September 14, 2012
Medical Device Venture Council
Going Overseas: 14 hours to a board meeting in Australia
“Toto, I’ve a feeling we’re not in Kansas anymore.” These immortal words were echoed by Dorothy in the 1939 acclaimed film The Wizard of Oz. I found myself ushering forth these same words during a recent trip to the real Land of Oz: Australia. I traveled south of the equator for a GI Dynamics Annual General Meeting (AGM) and Board Meeting; a trip necessitated by the company’s successful public listing on the Australian exchange (ASX) last September. What used to be a twenty minute car ride had now become a 14 hour flight. Ouch.
Why, you ask?
The reasons for going public in Australia were simple. GI Dynamics (ASX: GID) is pursuing a novel, new device for the treatment of Type II Diabetes and Obesity. It is not a project for the faint of heart. The pay-off could be tremendous, but so are the capital needs. Australia, unlike the US, offered a potential source of capital. Two companies, Heartware (NASDAQ: HTWR) and Reva Medical (ASX: RVA), had previously completed such offerings. GI Dynamics chose to follow suit. The outcome was nothing short of transformational for the company.

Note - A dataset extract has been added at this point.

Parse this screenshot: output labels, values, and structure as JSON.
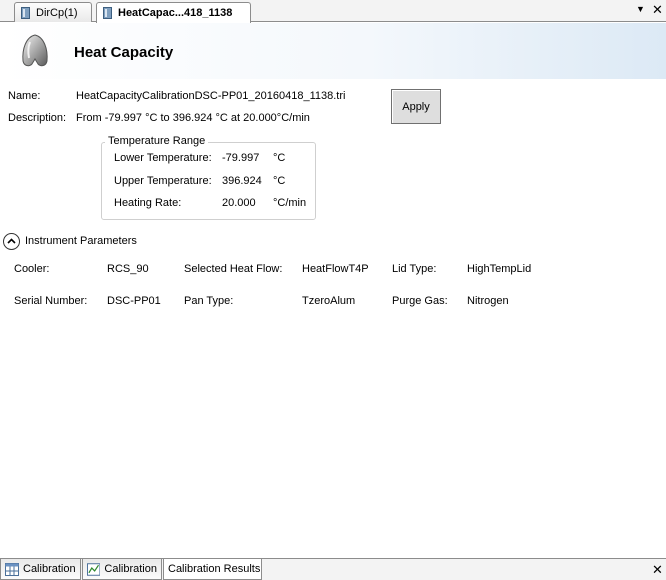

Last fall, GID raised a little more than $80 million and currently has a market capitalization of approximately $250 million. More importantly, the company has secured the necessary capital to go forth and execute on its strategy.
At the risk of generalizing, the Australian market was open to GID, in part, because investors who seek out ASX-listed companies have a different investment philosophy than most NASDAQ oriented investors. They tend to be longer term investors who are investing with a three to four year view, not a three to four month view. Equally important, they are receptive to healthcare technology companies, particularly those going after big, well-known markets addressing significant unmet clinical needs. There is a spirit of entrepreneurship that recognizes value can be created outside of the Facebook’s of the world.
Not a panacea.
With that said, an Australian listing should not be viewed as a cure-all. It did provide much needed capital to the company, but it also brought added cost and complexity. Increased reporting and governance requirements have added to the workload of the management team and the Board. As with any public company, the team needs to have the necessary skills to handle these increased needs.
Similarly, there are limitations from the venture capitalist point of view. Trading levels on the ASX tend be to lower than on comparable US exchanges. These lower levels, in turn, limit the liquidity that venture capitalists can generate from such an offering. This is not to say there is no liquidity, but venture capitalists need to recognize that it will take time to efficiently and effectively work out of the stock.
Clearly, the Australian listing has opened up additional sources of capital to GI Dynamics. What is likely less clear; however, are the added benefits which accompanied the listing. The company has become much more global in its world view. Commercialization activities are taking place, not only in Australia, but in other geographies outside of the US as well. Similarly, as a venture capitalist, I am taking a much keener interest in the Land Down Under. During my trip, I spent additional time meeting with the Australian medical device ecosystem: entrepreneurs, investment bankers, service providers, government officials and other local venture capitalists. These meetings reinforced my view that Australia not only provides an interesting alternative to the US for an IPO, but that it also provides an interesting alternative as a source for new investments. Proximity to Asia, R&D tax credits, a favorable regulatory climate, world-class clinicians, and a culture of risk-taking, all add to the allure of Australia as a home for medical device start-ups.
The Greek philosopher Plato is credited to have said, “Necessity is the mother of invention.” As we look at the challenges of currently building a medical device company in the US, a 14 hour plane ride may not be so bad. Besides, who wouldn’t want the miles?